The “quality-industrial complex” needs transparency. And the Dartmouth program, with all of its extensions, is simply not transparent.


JL: Their research is also directly funded by the insurance companies.


RC: Now you’ve got the loop. Independence Blue Cross [Southeastern Pennsylvania’s largest health insurer] licenses the Health Dialog software under a program they call “Connections.” They market their version of shared decision making using their module, which as far as I can tell is basically the Health Dialog module repackaged for the insurance carrier. We need to know who profits from quality.


JL: The New York Times article repudiating Dartmouth, although the authors don’t say so, is a vindication of your criticisms.


RC: I don’t believe I need vindication. I don’t need vindication from the attacks by the Dartmouth group or their groupies. As I mentioned previously, I did write a letter to the paper about the article that exposed Dartmouth’s duplicity. The Times has never published any of the dozen or so letters, as well as three or four op-ed pieces, that I have written over the years. I doubt that they’ll publish my letter, unless the paper really has seen the light.


JL: Could you comment on the role of the WSWS versus the mainstream media?


RC: I think it’s been a really important voice. The notion that poverty matters is not being picked up by the Times or the Washington Post.

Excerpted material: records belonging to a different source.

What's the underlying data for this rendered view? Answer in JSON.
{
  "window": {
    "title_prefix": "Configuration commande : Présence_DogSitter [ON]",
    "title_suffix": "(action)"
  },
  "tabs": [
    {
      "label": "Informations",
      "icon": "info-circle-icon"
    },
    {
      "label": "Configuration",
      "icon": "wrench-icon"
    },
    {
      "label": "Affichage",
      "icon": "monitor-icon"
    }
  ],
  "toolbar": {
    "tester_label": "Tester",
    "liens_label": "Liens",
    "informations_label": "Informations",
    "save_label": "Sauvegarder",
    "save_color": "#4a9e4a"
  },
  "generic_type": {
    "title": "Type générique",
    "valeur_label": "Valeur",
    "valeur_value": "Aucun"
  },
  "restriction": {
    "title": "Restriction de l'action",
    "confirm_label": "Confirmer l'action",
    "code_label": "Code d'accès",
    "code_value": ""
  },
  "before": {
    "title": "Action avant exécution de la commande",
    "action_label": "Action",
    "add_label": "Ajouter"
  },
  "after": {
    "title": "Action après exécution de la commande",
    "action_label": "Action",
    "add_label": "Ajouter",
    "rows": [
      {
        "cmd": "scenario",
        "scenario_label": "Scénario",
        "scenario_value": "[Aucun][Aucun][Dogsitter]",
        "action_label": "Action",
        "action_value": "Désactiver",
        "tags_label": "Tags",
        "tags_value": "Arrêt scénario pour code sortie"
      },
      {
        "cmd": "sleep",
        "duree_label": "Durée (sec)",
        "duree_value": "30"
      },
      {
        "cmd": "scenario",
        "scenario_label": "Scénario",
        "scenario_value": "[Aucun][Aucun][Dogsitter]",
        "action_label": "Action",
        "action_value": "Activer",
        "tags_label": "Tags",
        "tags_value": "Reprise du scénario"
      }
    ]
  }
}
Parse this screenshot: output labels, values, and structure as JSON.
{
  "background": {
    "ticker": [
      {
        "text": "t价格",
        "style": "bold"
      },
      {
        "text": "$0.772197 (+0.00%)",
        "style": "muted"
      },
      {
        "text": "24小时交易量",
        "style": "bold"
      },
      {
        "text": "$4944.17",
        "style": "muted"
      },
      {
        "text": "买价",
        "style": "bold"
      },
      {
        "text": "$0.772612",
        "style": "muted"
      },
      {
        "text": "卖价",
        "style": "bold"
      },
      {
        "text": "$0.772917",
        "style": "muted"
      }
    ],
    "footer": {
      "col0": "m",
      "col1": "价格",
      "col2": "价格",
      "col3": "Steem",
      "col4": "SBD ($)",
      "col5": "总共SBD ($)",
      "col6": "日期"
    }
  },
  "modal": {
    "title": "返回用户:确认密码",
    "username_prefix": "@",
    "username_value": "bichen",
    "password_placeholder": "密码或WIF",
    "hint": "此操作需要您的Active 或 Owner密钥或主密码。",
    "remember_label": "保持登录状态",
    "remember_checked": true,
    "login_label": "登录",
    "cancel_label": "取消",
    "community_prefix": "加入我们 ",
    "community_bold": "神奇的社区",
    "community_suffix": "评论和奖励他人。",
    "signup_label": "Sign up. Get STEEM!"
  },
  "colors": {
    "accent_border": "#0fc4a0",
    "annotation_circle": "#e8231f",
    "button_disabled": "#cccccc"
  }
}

The Dartmouth group takes the position that poverty does not matter. How remarkable. They don’t even take an intermediate position, like poverty is important, but there are a lot of other factors. But, in fact, they deny that poverty is a factor in health care spending.


A New England Journal of Medicine article by Dr. Jason Sutherland, Fisher and Skinner in September 2009 said that poverty has almost no impact on health care spending. What a terrible thing to say to poor people. Why don’t they go into the middle of Detroit and into one of the hospitals that cares for a lot of poor people? The Dartmouth people should look some of those folks who are really suffering in the eye and say to them, “Poverty makes almost no difference in health care spending.” I’d like to see if Skinner and Fisher have the guts to confront the poor and not hide behind the New York Times and the New England Journal of Medicine.

The World Socialist Web Site has the guts to do it and you’re out there saying it. And I think that’s important. The gauntlet has been thrown down on these issues. And the WSWS has been instrumental in making that happen.